The way forward for schools is quite different. It is to drive up standards within a framework of public accountability - by giving schools and parents better performance data derived from external inspection and sound national assessment systems - and then leave the rest to the teachers.

We have set the targets we want to see nationally; now we should look to our teachers to deliver them.

And the same applies, surely, to parents and pupils. Do we really need to specify precise details of their lives - how many minutes of homework, even what time each child should go to bed? Is this not an insult to the personal responsibility of children and parents? I suspect that there are few who really want to see such a rebirth of the nanny state, in which ministers aspire to take over the role which a good parent would expect to play in the development of their child’s moral and social responsibility.

I have no doubt that the maximum discretion in the hands of the teachers - the maximum responsibility where education is actually delivered - is the right way to go.

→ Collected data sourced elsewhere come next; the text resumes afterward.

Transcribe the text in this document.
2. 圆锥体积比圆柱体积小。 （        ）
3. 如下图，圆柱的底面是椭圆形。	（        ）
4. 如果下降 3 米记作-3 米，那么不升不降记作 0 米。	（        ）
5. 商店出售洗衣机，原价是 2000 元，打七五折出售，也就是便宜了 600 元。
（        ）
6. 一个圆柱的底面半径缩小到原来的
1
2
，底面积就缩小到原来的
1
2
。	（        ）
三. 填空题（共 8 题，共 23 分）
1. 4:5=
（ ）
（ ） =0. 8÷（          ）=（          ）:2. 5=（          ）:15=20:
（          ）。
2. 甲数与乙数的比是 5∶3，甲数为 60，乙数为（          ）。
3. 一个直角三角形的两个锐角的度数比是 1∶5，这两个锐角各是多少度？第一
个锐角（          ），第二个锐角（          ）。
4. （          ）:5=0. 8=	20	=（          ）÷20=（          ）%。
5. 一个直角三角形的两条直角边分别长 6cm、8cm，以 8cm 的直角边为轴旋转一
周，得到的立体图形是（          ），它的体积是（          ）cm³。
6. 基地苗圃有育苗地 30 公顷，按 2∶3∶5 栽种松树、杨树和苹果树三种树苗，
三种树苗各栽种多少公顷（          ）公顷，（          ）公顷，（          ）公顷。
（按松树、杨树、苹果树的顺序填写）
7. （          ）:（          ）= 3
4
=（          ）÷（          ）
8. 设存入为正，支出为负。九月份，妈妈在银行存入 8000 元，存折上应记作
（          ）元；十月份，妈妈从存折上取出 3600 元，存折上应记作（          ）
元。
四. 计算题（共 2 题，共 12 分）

We cannot expect our teachers to pick up the pieces where local authorities have failed to exercise their proper responsibilities.

But what is clear is that everywhere in our society, against every type of socio-economic background, our teachers today, both men and women, are often achieving spectacular results. Where problems still exist, the problems lie overwhelmingly in the quality of leadership in certain schools, and in the quality of local policy-making and administration.

Education is about more than prescription. In homework, as in preparation for life, it is quality not quantity that matters. And that means trusting the professionalism of teachers and the responsibility of parents, not imposing a central diktat.